Según un informe de la SEDRONAR (Secretaría de Políticas Integrales sobre Drogas de la Nación Argentina), realizado sobre la población comprendida entre los 12 y los 65 años de edad, publicado en 2017, el 15% de las personas consumió tranquilizantes o ansiolíticos alguna vez en la vida, mientras que el 1,3% consumió estimulantes o antidepresivos. La proyección poblacional indica que tres millones de personas consumen psicofármacos en la Argentina. Estos resultados incluyen tanto a quienes consumieron por prescripción médica como a quienes se automedicaron. Es importante señalar que este informe está basado en la respuesta voluntaria de las personas, pero no en registros objetivos. Es posible que cuando las preguntas son sobre temas delicados las personas se sientan inclinadas a contestar de manera no completamente sincera. Por otra parte, el Sindicato Argentino de Farmaceúticos y Bioquímicos (SAFYB) genera estadísticas anuales sobre la venta de psicofármacos. Esta organización registró en el año 2019 la venta de 132 millones de envases de psicofármacos. El envase típico tiene 30 unidades. El consumo de estas sustancia aumenta año a año.

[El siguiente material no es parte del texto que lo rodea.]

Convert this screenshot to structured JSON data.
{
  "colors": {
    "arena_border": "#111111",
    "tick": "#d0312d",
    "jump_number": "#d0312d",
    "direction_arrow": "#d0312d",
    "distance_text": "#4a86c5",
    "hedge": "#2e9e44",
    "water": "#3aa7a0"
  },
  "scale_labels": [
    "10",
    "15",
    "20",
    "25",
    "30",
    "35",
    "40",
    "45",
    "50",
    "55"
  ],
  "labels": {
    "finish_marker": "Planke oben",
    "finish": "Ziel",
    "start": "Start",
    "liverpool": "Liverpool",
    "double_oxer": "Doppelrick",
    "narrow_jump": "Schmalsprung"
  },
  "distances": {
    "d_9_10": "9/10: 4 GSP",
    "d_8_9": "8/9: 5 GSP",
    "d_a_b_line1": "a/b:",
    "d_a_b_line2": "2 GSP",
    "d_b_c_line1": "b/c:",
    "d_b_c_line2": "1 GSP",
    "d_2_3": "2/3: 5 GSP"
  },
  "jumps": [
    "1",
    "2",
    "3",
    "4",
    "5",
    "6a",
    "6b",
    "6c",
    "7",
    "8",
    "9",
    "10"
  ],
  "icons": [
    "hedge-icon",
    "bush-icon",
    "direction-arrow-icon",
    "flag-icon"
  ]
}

A comienzos del 2020, sin la pandemia declarada, desde el SAFYB estimaban que se venderían alrededor de cuatro millones de envases más. Es posible que ese número haya sido aún mayor.

En cuanto al efecto de los psicofármacos sobre la conducción es importante señalar que pueden generar disminución de la atención, menor capacidad para concentrarse, fallas en las respuestas motoras, aumento de la fatiga, hipotensión y mareos. Una de las expectativas detrás de la ingesta de ansiolíticos es mejorar el sueño nocturno y reducir la somnolencia diurna que causa el insomnio. Sin embargo, muchos medicamentos hipnóticos pueden extender su acción luego de despertar y disminuir la capacidad de las personas para realizar sus labores cotidianas, incluida la conducción.

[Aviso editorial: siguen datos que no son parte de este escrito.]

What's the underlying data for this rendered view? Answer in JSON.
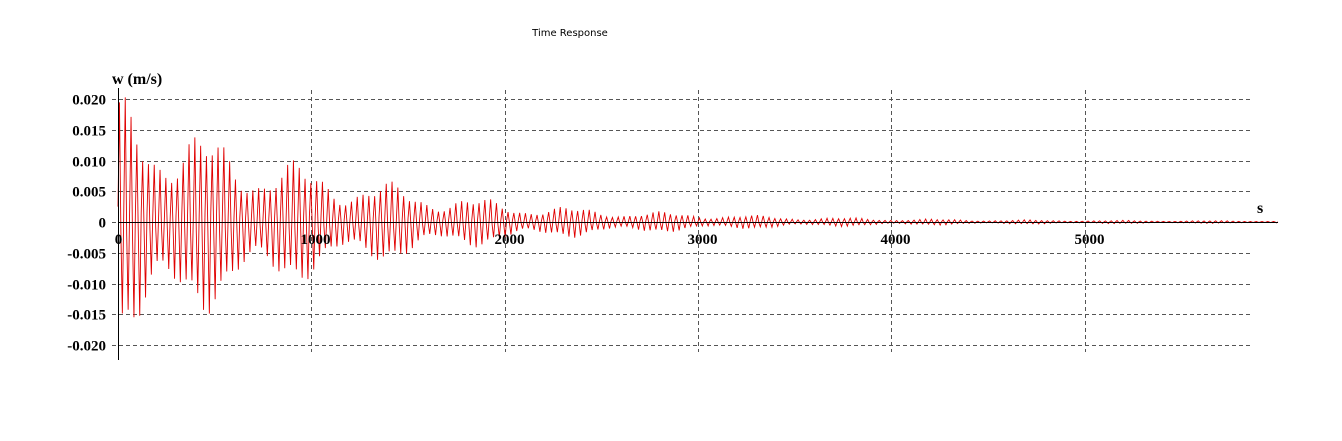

Todo esto se traduce en dificultades para estimar distancias en movimiento, y menor capacidad para realizar adecuadamente maniobras básicas como frenado, aceleración y dirección de vehículos, y dificultades para la toma de decisiones en situaciones de emergencia. En cuanto al efecto del consumo de psicofármacos sobre la seguridad vial, las benzodiazepinas y los estimulantes incrementan la probabilidad de participar en siniestros y de ser responsable de ellos.

Hay algunos recaudos a tener en cuenta frente al riesgo que genera el consumo de psicofármacos. El primero es que no todos los organismos reaccionan de la misma manera. De modo que es importante conocer cómo responde cada persona. Esto, entre otros motivos, hacen que deba evitarse la automedicación. También es importante ser prudente los primeros días de tratamiento, comenzar con las dosis más bajas posibles y tomarlos por la noche, antes de ir a dormir. Si esto no fuera posible, es recomendable que el consumo sea luego de iniciada la jornada laboral y cuando la persona no tenga que volver a conducir por un período largo de tiempo. Una opción recomendable es utilizar el transporte público mientras dure el tratamiento.

Otro aspecto que requiere precaución es el policonsumo de sustancias, sean recetadas o no. La interacción entre medicamentos puede generar efectos indeseables. Igualmente peligroso puede ser mezclar alcohol con psicofármacos ya que ambos son depresores del sistema nervioso y pueden afectar la conciencia.

A diferencia del consumo de alcohol, el consumo de psicofármacos no suele ser objeto de controles de tránsito. Los controles deberían funcionar como advertencia ante el riesgo, y como medio de prevención. Es posible que la ausencia de controles no colabore para reconocer el peligro potencial. Si bien no todas las personas que toman medicación ven reducida su capacidad para conducir, es importante prestar atención a cualquier síntoma y consultar con el médico los riesgos que pueden generarse.